It doesn’t pass the smell test.
It doesn’t even pass the “sewer sludge” smell test.
The past few weeks we’ve been treated to the spectacle of the City of Macclenny suing one of the largest real estate companies in the world.
Why? Because Rayonier balked at selling the city 114 acres north of the city limits for a “sludge field.” That’s where sewer plant waste is deposited and worked into the soil.
Now we’re looking at the prospect of throwing taxpayer funds down a rat hole seeing the lawsuit through, or alternatively, throwing taxpayer money down a rat hole pursuing an eminent domain condemnation of the property so it can be used as a sludge field.
So, why is Rayonier bent on defending itself? The company believes it was deceived (hornswoggled if you will) by a go-between real estate guy named Lewyn Boyette into a buy-sell agreement it never would have entered into had it known what the real plan was.
Did I mention the fact that Mr. Boyette was going to purchase the land for $399,000, yet the city was prepared to pay him a total of $479,000 for his trouble.
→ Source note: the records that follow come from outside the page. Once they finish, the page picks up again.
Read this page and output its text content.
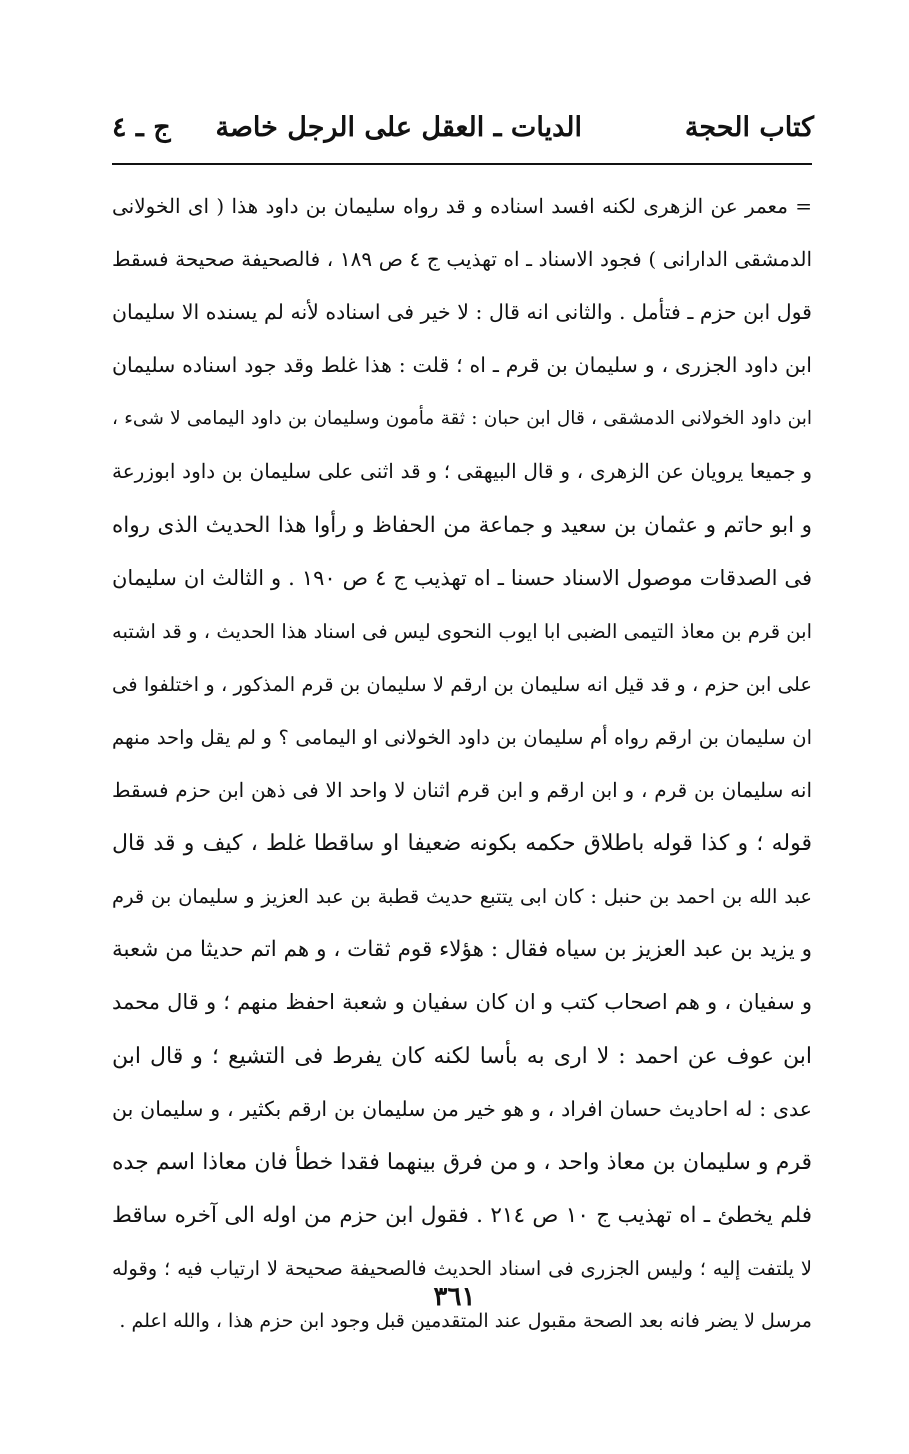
كتاب الحجة
الديات ـ العقل على الرجل خاصة
ج ـ ٤
= معمر عن الزهرى لكنه افسد اسناده و قد رواه سليمان بن داود هذا ( اى الخولانى
الدمشقى الدارانى ) فجود الاسناد ـ اه تهذيب ج ٤ ص ١٨٩ ، فالصحيفة صحيحة فسقط
قول ابن حزم ـ فتأمل . والثانى انه قال : لا خير فى اسناده لأنه لم يسنده الا سليمان
ابن داود الجزرى ، و سليمان بن قرم ـ اه ؛ قلت : هذا غلط وقد جود اسناده سليمان
ابن داود الخولانى الدمشقى ، قال ابن حبان : ثقة مأمون وسليمان بن داود اليمامى لا شىء ،
و جميعا يرويان عن الزهرى ، و قال البيهقى ؛ و قد اثنى على سليمان بن داود ابوزرعة
و ابو حاتم و عثمان بن سعيد و جماعة من الحفاظ و رأوا هذا الحديث الذى رواه
فى الصدقات موصول الاسناد حسنا ـ اه تهذيب ج ٤ ص ١٩٠ . و الثالث ان سليمان
ابن قرم بن معاذ التيمى الضبى ابا ايوب النحوى ليس فى اسناد هذا الحديث ، و قد اشتبه
على ابن حزم ، و قد قيل انه سليمان بن ارقم لا سليمان بن قرم المذكور ، و اختلفوا فى
ان سليمان بن ارقم رواه أم سليمان بن داود الخولانى او اليمامى ؟ و لم يقل واحد منهم
انه سليمان بن قرم ، و ابن ارقم و ابن قرم اثنان لا واحد الا فى ذهن ابن حزم فسقط
قوله ؛ و كذا قوله باطلاق حكمه بكونه ضعيفا او ساقطا غلط ، كيف و قد قال
عبد الله بن احمد بن حنبل : كان ابى يتتبع حديث قطبة بن عبد العزيز و سليمان بن قرم
و يزيد بن عبد العزيز بن سياه فقال : هؤلاء قوم ثقات ، و هم اتم حديثا من شعبة
و سفيان ، و هم اصحاب كتب و ان كان سفيان و شعبة احفظ منهم ؛ و قال محمد
ابن عوف عن احمد : لا ارى به بأسا لكنه كان يفرط فى التشيع ؛ و قال ابن
عدى : له احاديث حسان افراد ، و هو خير من سليمان بن ارقم بكثير ، و سليمان بن
قرم و سليمان بن معاذ واحد ، و من فرق بينهما فقدا خطأ فان معاذا اسم جده
فلم يخطئ ـ اه تهذيب ج ١٠ ص ٢١٤ . فقول ابن حزم من اوله الى آخره ساقط
لا يلتفت إليه ؛ وليس الجزرى فى اسناد الحديث فالصحيفة صحيحة لا ارتياب فيه ؛ وقوله
مرسل لا يضر فانه بعد الصحة مقبول عند المتقدمين قبل وجود ابن حزم هذا ، والله اعلم .
٣٦١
That’s a nice payday of about $80,000 for being a front man, or as Rayonier might put it, being the “man in front of the man behind the curtain.”
And the city’s defense so far is that neither Mr. Boyette nor city officials ever lied about what the intended use of the tract was supposed to be.
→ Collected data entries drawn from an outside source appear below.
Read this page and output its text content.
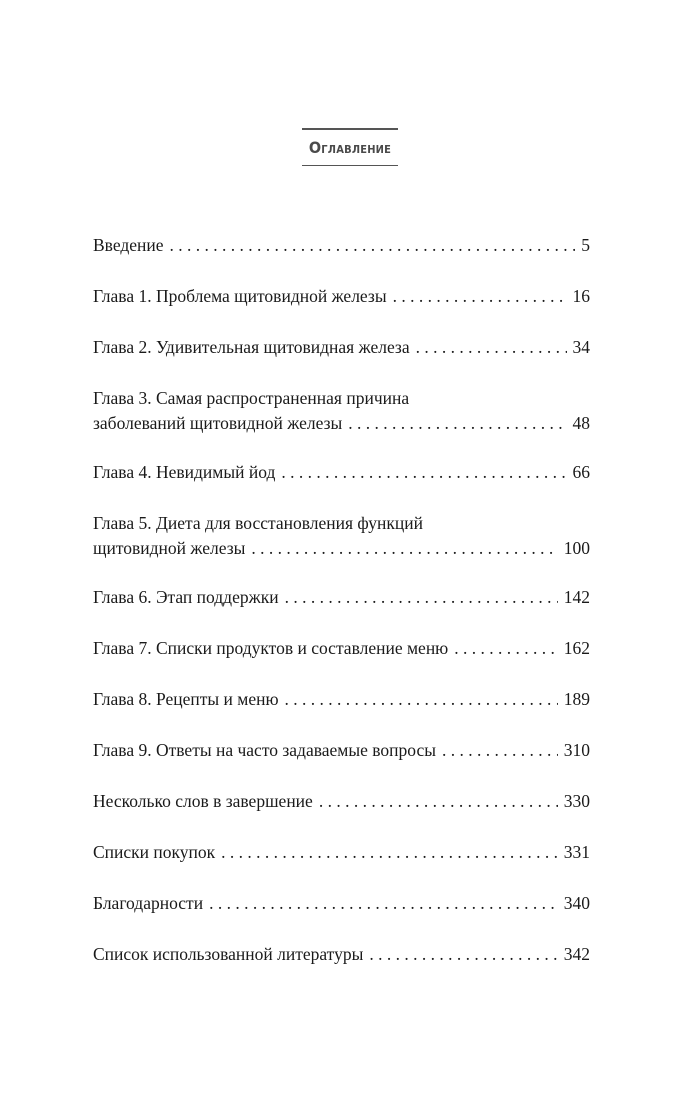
Оглавление
Введение . . .	5
Глава 1. Проблема щитовидной железы . . .	16
Глава 2. Удивительная щитовидная железа . . .	34
Глава 3. Самая распространенная причина
заболеваний щитовидной железы . . .	48
Глава 4. Невидимый йод . . .	66
Глава 5. Диета для восстановления функций
щитовидной железы . . .	100
Глава 6. Этап поддержки . . .	142
Глава 7. Списки продуктов и составление меню . . .	162
Глава 8. Рецепты и меню . . .	189
Глава 9. Ответы на часто задаваемые вопросы . . .	310
Несколько слов в завершение . . .	330
Списки покупок . . .	331
Благодарности . . .	340
Список использованной литературы . . .	342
They just didn’t disclose it.
We used to do that a lot — when we were adolescents. We never actually lied when our parents believed we were one place, and we were actually somewhere else doing things we weren’t supposed to do.
They never asked afterward, and we never told them. See? No lies.
Rayonier insists Mr. Boyette indicated he intended to use the land for “recreation and family.” He now denies that.
The city is also standing behind a logic that goes something like this: it’s Rayonier’s fault for not asking, or neglecting to place a restriction on future land use for things like, oh, stinky sludge fields.
There’s probably a reason that Rayonier didn’t. I’m just guessing, but it might have been because they trusted that Mr. Boyette was “up front” when he discussed the potential unsolicited purchase of 114 acres off Steel Bridge Rd.
That is, if he said what they say he said.
See where this is going?
Many of us would feel a lot better if the City of Macclenny had launched an open and above board land search for its sludge field.
Sure, anyone living in proximity to a site is going to oppose it. It’s reasonable to assume, though, that with the thousands of acres of remote timber property in Baker County, a suitable site is available.
City Manager Gerald Dopson was quoted last week saying a sludge field is still an agriculture use, so Mr. Boyette’s representation isn’t that far off.
Really? Then why wasn’t he, and the city, up front about it?
And how about this? Who made the decision to in effect “hire” Mr. Boyette as the front man? Were other real estate people operating in the county considered — or notified? And who decided that $80,000 was a fair price for locating and securing the property?
Macclenny in its pleading argues the buy-sell pact is ironclad because there are no restrictions on future use of the land.
Perhaps a judge will agree, but a decision in the city’s favor won’t blow away the stench that surrounds the city’s behavior up to this point.